Organizations face tougher business objectives every day, e.g., decreased time-to-market, requirements for higher quality levels and reliability and reduced costs. Systems in which software is a dominant factor are becoming more and more challenging to build. They are playing an increasingly important role in society. New methods, techniques, and tools are becoming available to support development and maintenance tasks. Because systems play such an important role in our lives both economically and socially, there is pressure for the software engineering discipline to focus on quality issues. Poor quality software is no longer acceptable to society. Software failures can result in catastrophic losses. In this context the importance of the testing discipline, as one of the quality measures that can be taken, is growing rapidly. Testing has become a key activity that directly influences not only the product quality but also the ‘performance’ of the entire development and manufacturing process.

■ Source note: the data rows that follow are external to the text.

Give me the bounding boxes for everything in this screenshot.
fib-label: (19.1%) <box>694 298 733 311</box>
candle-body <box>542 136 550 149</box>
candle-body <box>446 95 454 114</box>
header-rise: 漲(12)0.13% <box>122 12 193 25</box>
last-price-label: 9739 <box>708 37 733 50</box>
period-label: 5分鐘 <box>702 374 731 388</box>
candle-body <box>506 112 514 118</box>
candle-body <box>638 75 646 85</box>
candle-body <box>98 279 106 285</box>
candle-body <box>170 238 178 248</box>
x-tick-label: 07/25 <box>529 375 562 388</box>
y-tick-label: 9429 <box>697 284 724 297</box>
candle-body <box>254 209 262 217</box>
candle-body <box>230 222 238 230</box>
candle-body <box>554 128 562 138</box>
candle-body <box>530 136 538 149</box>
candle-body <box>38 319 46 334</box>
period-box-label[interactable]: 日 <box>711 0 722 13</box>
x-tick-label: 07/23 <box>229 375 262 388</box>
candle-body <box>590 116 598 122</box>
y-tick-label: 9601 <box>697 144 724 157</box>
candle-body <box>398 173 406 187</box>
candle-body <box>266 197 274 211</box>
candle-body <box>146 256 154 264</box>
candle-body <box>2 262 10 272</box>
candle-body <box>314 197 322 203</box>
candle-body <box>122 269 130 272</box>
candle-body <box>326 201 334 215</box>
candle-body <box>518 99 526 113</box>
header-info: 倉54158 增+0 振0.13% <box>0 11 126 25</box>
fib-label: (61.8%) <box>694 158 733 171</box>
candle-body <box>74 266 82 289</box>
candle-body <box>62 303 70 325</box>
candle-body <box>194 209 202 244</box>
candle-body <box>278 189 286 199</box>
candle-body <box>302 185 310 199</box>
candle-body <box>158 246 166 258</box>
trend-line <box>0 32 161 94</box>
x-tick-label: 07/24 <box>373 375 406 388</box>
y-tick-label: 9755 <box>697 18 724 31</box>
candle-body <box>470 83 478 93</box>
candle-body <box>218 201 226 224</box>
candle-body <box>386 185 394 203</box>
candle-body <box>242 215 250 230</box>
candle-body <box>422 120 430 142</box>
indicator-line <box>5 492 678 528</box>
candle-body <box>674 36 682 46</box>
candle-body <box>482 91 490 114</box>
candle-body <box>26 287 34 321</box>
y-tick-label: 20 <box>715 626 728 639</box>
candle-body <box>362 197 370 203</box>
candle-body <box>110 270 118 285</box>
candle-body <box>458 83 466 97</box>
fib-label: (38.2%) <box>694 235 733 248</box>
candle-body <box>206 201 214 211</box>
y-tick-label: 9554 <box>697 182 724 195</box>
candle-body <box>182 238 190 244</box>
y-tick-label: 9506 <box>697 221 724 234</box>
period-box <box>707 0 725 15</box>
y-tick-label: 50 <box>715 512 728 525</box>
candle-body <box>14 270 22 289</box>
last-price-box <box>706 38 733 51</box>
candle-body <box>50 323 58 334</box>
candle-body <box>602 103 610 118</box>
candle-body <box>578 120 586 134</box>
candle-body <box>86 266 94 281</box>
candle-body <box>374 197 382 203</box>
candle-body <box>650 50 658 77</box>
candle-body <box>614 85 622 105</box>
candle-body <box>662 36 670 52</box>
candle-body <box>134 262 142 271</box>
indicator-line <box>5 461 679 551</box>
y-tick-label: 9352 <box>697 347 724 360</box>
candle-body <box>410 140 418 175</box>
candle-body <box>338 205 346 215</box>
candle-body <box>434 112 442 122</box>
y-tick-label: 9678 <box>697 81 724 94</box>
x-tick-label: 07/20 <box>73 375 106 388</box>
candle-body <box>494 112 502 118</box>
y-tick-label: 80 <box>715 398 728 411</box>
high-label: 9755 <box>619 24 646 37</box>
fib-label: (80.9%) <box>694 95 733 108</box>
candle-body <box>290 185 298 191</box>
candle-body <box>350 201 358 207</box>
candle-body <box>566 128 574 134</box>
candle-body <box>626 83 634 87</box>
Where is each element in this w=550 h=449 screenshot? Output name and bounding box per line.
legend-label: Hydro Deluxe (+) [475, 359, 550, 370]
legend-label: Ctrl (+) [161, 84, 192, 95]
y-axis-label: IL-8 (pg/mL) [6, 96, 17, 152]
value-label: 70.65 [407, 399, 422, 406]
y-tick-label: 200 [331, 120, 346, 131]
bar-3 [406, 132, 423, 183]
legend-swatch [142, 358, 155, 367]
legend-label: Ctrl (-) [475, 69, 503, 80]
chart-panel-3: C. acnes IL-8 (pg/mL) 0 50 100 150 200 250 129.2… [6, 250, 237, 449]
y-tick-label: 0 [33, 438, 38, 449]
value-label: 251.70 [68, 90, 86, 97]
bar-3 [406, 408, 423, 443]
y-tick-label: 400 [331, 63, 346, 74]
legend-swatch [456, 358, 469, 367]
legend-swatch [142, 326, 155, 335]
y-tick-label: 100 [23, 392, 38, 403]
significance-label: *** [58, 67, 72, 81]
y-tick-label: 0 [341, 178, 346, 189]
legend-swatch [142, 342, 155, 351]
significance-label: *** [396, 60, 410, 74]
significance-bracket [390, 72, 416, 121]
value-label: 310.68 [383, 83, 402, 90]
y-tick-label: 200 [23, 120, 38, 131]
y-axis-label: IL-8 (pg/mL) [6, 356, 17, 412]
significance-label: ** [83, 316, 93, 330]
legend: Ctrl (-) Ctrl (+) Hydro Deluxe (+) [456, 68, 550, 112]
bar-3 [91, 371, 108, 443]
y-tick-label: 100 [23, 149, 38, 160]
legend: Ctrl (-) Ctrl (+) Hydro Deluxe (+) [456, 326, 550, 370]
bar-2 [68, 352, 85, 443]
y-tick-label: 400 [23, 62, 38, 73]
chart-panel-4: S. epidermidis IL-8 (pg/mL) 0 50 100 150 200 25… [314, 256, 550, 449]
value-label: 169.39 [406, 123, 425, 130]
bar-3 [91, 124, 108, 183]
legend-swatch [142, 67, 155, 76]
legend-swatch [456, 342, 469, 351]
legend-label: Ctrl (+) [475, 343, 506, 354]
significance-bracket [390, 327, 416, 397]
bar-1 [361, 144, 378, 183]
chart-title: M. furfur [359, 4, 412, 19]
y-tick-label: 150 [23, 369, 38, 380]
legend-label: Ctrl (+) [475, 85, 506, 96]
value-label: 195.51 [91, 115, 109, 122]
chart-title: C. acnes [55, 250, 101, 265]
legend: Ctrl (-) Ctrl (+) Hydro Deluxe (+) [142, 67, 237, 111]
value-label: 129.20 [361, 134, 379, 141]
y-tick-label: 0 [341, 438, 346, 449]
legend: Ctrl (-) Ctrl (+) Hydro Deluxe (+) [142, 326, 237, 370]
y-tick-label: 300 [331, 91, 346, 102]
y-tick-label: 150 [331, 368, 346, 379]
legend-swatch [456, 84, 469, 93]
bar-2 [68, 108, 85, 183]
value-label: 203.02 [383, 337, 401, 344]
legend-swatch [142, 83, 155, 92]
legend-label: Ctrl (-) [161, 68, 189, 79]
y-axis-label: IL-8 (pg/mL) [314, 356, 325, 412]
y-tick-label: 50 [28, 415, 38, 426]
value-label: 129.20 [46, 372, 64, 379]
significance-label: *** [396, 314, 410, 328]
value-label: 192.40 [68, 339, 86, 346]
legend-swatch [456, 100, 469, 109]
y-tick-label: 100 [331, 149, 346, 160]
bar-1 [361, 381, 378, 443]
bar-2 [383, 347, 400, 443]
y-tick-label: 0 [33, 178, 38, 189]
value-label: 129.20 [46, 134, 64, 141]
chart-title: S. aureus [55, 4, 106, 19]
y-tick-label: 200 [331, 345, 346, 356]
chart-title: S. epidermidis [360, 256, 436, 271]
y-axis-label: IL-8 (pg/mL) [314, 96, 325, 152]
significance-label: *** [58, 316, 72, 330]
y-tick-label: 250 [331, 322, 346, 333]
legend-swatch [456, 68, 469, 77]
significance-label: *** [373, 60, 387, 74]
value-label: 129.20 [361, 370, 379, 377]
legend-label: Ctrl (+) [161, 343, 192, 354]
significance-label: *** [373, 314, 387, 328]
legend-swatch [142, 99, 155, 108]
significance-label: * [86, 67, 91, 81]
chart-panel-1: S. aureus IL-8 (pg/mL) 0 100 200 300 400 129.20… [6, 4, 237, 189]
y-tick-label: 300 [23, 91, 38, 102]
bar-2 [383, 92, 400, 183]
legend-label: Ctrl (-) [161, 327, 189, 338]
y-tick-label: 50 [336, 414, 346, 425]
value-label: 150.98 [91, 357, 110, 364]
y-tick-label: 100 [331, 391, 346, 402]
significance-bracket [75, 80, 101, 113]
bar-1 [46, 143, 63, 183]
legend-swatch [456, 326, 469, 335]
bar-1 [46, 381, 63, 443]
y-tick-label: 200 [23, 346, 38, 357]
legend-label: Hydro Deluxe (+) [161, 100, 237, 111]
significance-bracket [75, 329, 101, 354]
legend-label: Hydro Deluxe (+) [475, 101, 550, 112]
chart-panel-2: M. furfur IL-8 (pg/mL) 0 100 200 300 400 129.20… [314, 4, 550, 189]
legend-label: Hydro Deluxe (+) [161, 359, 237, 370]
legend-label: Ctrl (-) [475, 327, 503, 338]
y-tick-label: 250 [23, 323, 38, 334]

For the past decade, the software industry has invested substantial effort to improve the quality of its products. This has been a difficult job since the size and complexity of software increases rapidly while customers and users are becoming more and more demanding. At the same time, software development is becoming an outsourced activity or is co-developed with other sites. Despite encouraging results from various quality improvement approaches, the software industry is still far from zero defects. To improve product quality, the software industry has often focused on improving its development processes. A guideline that has been widely used to improve the development processes is the Capability Maturity Model Integration (CMMI). The CMMI is often regarded as the industry standard for software process improvement. Despite the fact that testing often accounts for at least 30-40% of the total project costs, only limited attention is given to testing in the various software process improvement models such as the CMMI. As an answer, the testing community has created its own improvement models. This document describes the Test Maturity Model Integration (TMMi). The TMMi is a detailed model for test process improvement and is positioned as being complementary to the CMMI.